Monday, June 30, 2008

Day two

Ride route.

As I mentioned in the previous post, this particular cycling excursion was a two day event.

When I woke up in the morning I was a little stiff, and somewhat uncertain on my feet. Despite my hesitations, we got off to an early start. Unfortunately, Vantage is a small town situated at the bottom of a big hill. The road leading out of town only travels for about 100 yards before it runs into a wall, which was the hill we were about to climb. Needless to say there was precious little time for either mental or physical preparation for the task at hand. Vantage is situated at about 600 ft elevation, whereas the climb tops out some ten miles later at about 2800 ft. As the climb set in my brother and I quickly pulled away from our dad. The first few miles were brutal, but eventually my legs loosened up and I started feeling better. I don't remember talking much as we climbed, shoulder-to-shoulder, the entire way up. If I remember correctly it took right about an hour to do those ten miles. It wasn't fast, but It was pretty satisfying to make it to the top and look back down at the hill we had just conquered.
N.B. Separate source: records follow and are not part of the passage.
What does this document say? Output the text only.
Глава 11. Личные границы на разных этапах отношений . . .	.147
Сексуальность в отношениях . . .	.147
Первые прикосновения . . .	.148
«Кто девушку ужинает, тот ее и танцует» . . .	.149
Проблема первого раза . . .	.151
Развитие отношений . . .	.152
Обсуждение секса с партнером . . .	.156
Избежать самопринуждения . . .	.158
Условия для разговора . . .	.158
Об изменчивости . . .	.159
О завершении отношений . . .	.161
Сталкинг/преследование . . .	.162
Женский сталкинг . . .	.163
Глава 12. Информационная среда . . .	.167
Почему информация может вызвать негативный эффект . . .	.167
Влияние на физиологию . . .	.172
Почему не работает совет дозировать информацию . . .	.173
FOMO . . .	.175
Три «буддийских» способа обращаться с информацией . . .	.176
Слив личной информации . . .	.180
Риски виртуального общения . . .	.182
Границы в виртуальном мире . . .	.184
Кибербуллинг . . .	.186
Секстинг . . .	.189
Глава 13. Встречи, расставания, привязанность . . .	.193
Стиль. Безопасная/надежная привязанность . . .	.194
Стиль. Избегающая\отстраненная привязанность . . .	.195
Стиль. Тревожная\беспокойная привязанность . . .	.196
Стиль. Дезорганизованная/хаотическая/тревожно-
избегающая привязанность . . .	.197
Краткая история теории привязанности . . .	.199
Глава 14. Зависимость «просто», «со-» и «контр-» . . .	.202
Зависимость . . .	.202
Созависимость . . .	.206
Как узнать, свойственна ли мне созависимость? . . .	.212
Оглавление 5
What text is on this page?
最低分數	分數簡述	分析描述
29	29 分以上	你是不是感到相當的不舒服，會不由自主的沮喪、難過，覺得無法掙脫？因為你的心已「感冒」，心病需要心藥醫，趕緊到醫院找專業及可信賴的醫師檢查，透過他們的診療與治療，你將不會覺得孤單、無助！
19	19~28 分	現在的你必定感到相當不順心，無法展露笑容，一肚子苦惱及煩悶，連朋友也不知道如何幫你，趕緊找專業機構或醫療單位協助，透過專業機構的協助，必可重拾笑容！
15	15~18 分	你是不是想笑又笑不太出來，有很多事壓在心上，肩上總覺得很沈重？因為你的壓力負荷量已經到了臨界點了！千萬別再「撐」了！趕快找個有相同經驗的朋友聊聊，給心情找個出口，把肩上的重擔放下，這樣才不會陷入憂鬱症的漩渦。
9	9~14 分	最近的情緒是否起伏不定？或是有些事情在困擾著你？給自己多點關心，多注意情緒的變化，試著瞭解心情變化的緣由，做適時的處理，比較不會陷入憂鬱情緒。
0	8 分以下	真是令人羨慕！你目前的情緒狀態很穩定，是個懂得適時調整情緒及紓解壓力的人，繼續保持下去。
The best part about reaching the top, though, was knowing that the next 20 or so miles, were all downhill into Ellensburg. At Ellensburg we peeled off the Interstate and took Canyon road back to Yakima. Canyon road winds alongside the Yakima river with steep hills on either side. It's quite a scenic route. Although it follows the river, anyone who has ridden it on a bike knows that it's anything but flat. Nevertheless, at this point in the ride I had reached pure cycling bliss. There was no longer any doubt about whether I would be able to survive the trip. I was just happy to be on my bicycle with my brother and dad along for company. I remember the hills started to hurt, but I couldn't stop smiling. As we wound alongside the river some rafters yelled up to us that we were traveling the hard way (as they lazily drifted down the river in their raft). It may have looked like hard work to them, but there was nowhere else I'd have rather been.

After exiting the canyon, we stopped at the fruit stand just outside of Selah. I remember that by this time it was extremely hot, and I was getting tired. As we sat outside slurping down peaches, nectarines, and plums, I remember wanting to linger there, and not get back on the bike. Not because I was tired, but rather, I didn't want the trip to end. We were only a short 10 miles or so from home, and I wished it was another 100. I don't know when exactly it happened, but somewhere along the road during those two days of riding, I had fallen in love with cycling. It wasn't one thing in particular, but rather, the experience as a whole; the panoramic vistas of the countryside rolling by, the sense of accomplishment at cresting over a hill and the exhilaration of speeding down the other side, the quiet moments of uninterrupted introspection, the camaraderie and tom-foolery experienced with friends, and the gratefulness for knowing at that moment that this was one of life's unique experiences that I would always remember.